Champions

Loneliness in a Crowded Room

"Everyone I know has a different description of their loneliness. Here's mine..."

9th May 2022, 10.00am | Written by: Naomi

Everyone I know has a different description of their loneliness. For example, mine is a vacuum. Not quite the Henry Hoover kind, unfortunately, but the kind that sits right in the pit of my stomach like a nauseating, empty void. It’s that same loneliness, in all its different forms, that millions of people silently battle with each day, yet it’s rarely mentioned aloud. Ironically, loneliness itself has therefore become an incredibly lonely issue – one that is experienced by many but talked about by a few. This loaded silence meant that, until recently, that I believed my own experience of loneliness just simply wasn’t normal.

As someone who loves her own space, I never understood how I could also feel lonely within it. Ever since childhood, my happy place revolved around me, a brand-new LEGO set, and cartoon shows playing on repeat. But despite enjoying my alone time, that vacuum of dread and loneliness still managed to consume my thoughts on a nightly basis. It was then that I was first introduced to the assumption that being alone automatically resulted in loneliness, and so I did the exact opposite. I surrounded myself with people; attending parties, gatherings, quiz nights, clubs, until almost every second of my time was spent with anyone but myself. In my mind, the louder my social life was, the quieter that loneliness would become. In reality, this was far from true. The room could be full of people laughing, dancing and having a good time – the furthest thing from being alone – yet in that moment I had never felt more isolated or disconnected. It seemed like the more crowded a room became, the smaller I was and the larger that empty void grew until it completely overwhelmed me. I felt like I had failed on some level, in my social life, in my independence, and in my own capability as an individual.

Those unspoken assumptions and the stigma surrounding the term loneliness began to feed me this belief that I was both a burden and a failure, cultivating a self-doubt that questioned how I could ever escape my loneliness when not even a room full of people could “fix” what I was feeling. It is this same stigma that continues to equate our loneliness to weakness and instead of allowing ourselves to feel and confide in those around us, we are shamed into silence.

It was when I decided to open up about my loneliness to a few people that I realised just how many others felt the same way I did. All different backgrounds, all different ages, and each of them experiencing their own kind of loneliness. Rather than questioning myself and trying to “fix” what I was feeling, I started to instead question the stigma that surrounds such an issue and to expose the shame culture that made me believe I was ever in need of fixing to begin with.
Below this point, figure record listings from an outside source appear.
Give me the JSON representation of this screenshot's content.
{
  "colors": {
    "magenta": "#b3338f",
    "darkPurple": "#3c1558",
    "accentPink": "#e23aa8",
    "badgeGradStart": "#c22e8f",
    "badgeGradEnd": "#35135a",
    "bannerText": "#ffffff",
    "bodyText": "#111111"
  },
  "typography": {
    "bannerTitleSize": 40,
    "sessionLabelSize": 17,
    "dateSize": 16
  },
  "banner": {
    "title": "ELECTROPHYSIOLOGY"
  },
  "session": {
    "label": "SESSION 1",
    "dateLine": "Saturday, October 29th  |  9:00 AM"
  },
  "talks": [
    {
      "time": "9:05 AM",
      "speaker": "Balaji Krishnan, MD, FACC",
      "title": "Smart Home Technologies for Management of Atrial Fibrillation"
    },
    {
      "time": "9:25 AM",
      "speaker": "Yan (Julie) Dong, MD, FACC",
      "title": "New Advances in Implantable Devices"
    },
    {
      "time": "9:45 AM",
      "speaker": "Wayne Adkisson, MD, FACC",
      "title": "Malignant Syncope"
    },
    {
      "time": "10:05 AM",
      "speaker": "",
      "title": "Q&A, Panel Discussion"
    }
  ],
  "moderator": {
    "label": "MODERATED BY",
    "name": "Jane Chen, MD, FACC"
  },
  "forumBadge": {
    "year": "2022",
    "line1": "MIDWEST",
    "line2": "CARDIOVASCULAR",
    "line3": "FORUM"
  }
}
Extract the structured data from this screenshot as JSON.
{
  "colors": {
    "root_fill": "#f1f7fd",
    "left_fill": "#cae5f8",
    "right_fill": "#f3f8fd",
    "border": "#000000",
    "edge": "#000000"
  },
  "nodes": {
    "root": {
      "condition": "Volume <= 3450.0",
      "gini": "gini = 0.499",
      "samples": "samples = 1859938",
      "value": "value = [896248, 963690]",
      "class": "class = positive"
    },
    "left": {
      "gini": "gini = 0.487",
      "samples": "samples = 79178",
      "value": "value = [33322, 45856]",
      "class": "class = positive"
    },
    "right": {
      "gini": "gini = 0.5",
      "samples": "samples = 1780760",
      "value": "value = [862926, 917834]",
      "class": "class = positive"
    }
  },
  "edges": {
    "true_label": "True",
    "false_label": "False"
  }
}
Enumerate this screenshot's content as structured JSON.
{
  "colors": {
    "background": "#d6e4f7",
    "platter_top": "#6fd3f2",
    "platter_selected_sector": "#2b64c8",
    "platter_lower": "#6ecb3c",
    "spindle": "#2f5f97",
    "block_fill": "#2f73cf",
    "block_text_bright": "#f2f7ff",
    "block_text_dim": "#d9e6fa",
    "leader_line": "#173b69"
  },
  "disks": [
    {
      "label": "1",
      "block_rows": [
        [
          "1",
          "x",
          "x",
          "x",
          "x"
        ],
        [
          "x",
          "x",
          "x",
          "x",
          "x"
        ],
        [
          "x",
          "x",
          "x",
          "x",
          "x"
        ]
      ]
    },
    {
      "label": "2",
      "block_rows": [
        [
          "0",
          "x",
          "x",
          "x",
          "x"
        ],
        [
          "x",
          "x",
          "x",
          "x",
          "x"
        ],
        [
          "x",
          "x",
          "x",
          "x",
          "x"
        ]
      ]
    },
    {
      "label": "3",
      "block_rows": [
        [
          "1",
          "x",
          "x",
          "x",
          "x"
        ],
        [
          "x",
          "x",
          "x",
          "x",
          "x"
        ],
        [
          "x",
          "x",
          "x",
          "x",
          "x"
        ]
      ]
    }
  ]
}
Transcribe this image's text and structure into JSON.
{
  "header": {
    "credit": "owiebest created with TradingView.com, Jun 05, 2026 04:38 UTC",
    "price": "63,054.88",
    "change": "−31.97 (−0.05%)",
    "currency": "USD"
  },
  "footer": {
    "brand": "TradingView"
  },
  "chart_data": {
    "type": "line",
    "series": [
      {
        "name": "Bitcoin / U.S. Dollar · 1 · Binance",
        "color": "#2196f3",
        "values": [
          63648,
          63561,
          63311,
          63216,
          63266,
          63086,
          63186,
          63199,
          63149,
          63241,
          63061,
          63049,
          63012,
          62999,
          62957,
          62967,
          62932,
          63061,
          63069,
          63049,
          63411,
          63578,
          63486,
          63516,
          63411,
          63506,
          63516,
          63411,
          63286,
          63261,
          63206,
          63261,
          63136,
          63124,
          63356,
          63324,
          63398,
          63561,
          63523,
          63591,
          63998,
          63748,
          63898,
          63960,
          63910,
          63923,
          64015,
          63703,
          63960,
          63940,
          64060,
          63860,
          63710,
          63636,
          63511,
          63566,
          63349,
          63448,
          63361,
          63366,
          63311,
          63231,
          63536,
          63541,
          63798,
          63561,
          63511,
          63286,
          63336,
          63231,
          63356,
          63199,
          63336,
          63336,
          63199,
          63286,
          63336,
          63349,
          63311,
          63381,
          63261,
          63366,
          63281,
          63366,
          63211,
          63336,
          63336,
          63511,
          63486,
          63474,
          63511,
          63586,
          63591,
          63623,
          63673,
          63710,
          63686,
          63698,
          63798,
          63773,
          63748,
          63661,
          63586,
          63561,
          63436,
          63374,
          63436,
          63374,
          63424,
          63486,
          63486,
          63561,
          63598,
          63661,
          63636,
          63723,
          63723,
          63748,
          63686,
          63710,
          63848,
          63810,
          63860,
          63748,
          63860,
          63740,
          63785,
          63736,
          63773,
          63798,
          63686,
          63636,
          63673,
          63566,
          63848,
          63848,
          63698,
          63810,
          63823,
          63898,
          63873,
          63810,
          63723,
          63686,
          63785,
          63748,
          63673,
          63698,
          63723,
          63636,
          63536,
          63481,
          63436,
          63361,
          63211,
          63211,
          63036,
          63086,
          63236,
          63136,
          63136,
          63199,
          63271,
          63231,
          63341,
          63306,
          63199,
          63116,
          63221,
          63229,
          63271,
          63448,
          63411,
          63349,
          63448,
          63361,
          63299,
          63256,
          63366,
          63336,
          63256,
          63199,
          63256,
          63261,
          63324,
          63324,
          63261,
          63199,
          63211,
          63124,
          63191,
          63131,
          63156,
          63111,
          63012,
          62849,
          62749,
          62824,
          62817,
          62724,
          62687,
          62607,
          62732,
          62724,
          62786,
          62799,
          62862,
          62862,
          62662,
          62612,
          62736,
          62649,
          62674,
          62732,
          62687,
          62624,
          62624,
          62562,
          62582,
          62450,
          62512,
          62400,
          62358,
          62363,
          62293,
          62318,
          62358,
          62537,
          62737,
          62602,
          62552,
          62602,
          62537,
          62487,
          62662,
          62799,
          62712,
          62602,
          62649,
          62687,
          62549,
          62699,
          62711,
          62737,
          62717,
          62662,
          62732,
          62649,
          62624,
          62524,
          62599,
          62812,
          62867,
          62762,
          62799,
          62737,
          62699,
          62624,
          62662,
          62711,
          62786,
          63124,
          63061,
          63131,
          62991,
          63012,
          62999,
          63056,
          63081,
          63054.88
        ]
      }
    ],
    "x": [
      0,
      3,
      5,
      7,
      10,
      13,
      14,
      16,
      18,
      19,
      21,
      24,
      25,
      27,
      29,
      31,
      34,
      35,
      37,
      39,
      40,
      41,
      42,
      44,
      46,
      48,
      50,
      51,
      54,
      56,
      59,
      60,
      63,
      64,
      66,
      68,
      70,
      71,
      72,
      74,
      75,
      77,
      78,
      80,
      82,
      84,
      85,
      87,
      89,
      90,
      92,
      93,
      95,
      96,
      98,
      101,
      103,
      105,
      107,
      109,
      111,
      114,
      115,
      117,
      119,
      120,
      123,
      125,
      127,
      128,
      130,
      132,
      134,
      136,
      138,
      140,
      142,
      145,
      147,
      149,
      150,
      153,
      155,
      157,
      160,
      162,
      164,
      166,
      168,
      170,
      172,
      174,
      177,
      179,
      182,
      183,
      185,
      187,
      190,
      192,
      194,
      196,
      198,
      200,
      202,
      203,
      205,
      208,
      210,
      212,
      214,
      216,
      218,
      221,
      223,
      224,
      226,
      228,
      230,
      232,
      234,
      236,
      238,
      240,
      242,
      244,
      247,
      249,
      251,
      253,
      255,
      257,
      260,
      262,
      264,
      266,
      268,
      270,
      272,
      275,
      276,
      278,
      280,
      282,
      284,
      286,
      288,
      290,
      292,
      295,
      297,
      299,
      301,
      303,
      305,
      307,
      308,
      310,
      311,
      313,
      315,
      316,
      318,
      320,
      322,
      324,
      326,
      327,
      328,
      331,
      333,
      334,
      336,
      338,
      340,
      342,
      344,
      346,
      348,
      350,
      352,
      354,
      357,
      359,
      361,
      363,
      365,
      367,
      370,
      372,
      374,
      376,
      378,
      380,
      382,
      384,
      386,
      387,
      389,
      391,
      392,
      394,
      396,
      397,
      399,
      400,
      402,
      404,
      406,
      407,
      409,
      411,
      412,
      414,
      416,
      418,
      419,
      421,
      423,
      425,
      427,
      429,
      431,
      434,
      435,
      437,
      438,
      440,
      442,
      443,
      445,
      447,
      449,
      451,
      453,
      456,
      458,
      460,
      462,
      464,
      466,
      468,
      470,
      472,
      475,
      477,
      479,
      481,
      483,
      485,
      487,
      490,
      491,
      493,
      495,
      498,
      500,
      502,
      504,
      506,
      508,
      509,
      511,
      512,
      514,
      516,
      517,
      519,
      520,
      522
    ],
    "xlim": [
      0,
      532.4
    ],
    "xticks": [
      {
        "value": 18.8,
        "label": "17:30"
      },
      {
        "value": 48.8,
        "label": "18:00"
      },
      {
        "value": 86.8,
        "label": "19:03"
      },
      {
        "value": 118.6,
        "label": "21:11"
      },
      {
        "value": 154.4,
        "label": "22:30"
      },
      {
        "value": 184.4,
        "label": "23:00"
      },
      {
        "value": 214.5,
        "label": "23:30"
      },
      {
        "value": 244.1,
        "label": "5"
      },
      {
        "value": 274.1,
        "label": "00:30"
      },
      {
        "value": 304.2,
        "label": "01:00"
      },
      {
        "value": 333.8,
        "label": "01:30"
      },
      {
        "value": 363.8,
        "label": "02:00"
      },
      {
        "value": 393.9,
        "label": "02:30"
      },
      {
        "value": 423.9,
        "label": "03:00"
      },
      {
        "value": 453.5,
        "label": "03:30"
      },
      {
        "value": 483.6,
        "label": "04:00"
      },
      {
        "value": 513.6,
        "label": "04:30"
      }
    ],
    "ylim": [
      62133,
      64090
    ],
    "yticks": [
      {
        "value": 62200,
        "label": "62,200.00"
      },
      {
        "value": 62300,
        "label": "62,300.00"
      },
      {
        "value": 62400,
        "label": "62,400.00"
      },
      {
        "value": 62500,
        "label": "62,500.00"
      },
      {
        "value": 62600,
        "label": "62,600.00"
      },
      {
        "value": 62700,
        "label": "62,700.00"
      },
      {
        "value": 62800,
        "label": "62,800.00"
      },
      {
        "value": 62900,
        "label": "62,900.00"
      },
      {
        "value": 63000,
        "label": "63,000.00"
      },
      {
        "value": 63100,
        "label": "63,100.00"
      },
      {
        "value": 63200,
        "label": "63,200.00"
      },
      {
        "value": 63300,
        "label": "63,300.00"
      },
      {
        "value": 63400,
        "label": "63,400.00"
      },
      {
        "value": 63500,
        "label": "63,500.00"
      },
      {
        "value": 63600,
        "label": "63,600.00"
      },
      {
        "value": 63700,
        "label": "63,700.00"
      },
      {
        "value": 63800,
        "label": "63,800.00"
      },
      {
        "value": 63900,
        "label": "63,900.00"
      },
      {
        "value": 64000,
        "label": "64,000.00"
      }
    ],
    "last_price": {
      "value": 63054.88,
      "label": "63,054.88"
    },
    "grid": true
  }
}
In doing so, I realised that feeling lonely doesn’t necessarily mean being alone. Loneliness can be found in the most crowded of rooms and in the emptiest of spaces – it affects us all in different ways with each experience just as valid as the next. Loneliness is not weakness. It is not failure. It does not lessen our independence, nor does it reduce our capability as an individual.

Knowing that, I stopped attempting to suppress my vacuum and instead began to acknowledge it – to sit with it and allow myself to feel. Once I recognised that I no longer had to run from my loneliness, I slowly began to enjoy my alone time again. I rediscovered my happy place (which still very much consists of me, LEGO and back-to-back cartoons) and the joy that comes with my own company.

During Mental Health Awareness Week this year, let’s challenge the unspoken stigma which labels loneliness as a ‘one size fits all’ issue. In place of that stigma, I want to reassure you of the validity of what you are feeling and to encourage you to not only check in with those around you that are physically isolated, but also those who outwardly appear to be the least alone.

Regardless of what our loneliness looks like, whether it’s a silent vacuum or a swirling anxiety, whether it’s loudest in a crowded room or an empty space – we are far from alone in facing it, and it’s time that we broke the shame culture that tells us otherwise.